Highly improved thermal stability of the ceramic coating layer on the polyethylene separator via chemical crosslinking between ceramic particles and polymeric binders

The ceramic coating layer (CCL) on a polyolefin separator plays a pivotal role in securing the safety of lithium-ion batteries (LIBs) by suppressing the thermal shrinkage of the separator even under abnormal circumstances. However, an additional CCL inevitably leads to energy density loss and electrochemical performance degradation. To mitigate these weaknesses, we designed a new chemical crosslinking between ceramic particles and polymeric binders to minimize the thickness of the CCL while maintaining its thermal stability. For this purpose, a polydopamine (PD) nanolayer is preliminarily introduced on the surface of ceramic particles using a simple solution polymerization method.
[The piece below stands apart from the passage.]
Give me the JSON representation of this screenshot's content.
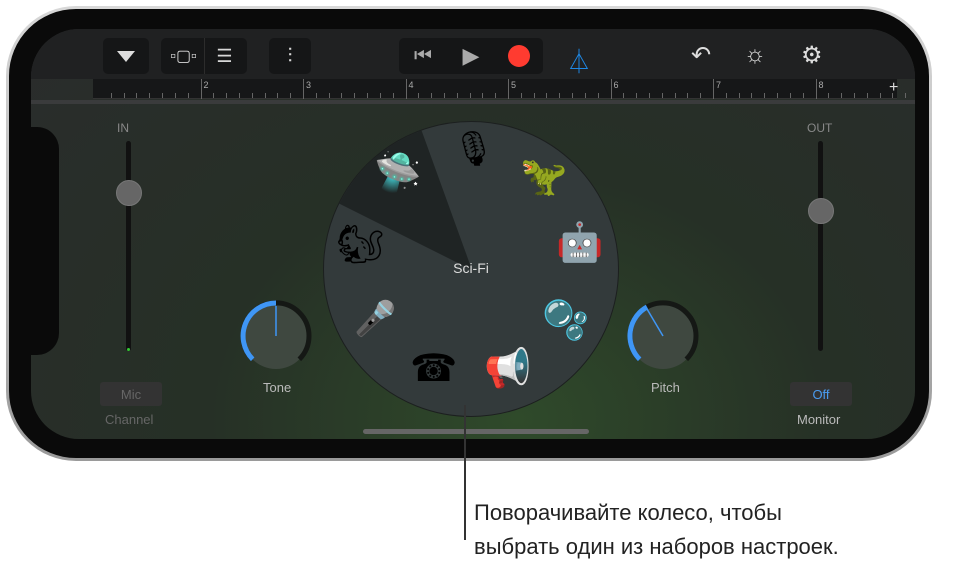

Then, a poly(acrylic acid) binder, which can react with the amine groups in the PD, is chosen for the aqueous ceramic coating slurry. Thus, this combination can create a number of crosslinking points within the CCL, which leads to higher adhesion within the CCL after electrolyte impregnation. As a result, the crosslinked PD ceramic-coated separator (xPD-CCS) can maintain its original dimension even at 160 °C for 1 h with a 9-μm polyethylene base film. In addition, a full cell (LiNi_0.8Co_0.1Mn_0.1O₂/graphite) with the xPD-CCS can show a comparable cycle performance (capacity retention of 89.2% after 400 cycles) to those of bare polyethylene and non-crosslinked PD-CCS cases.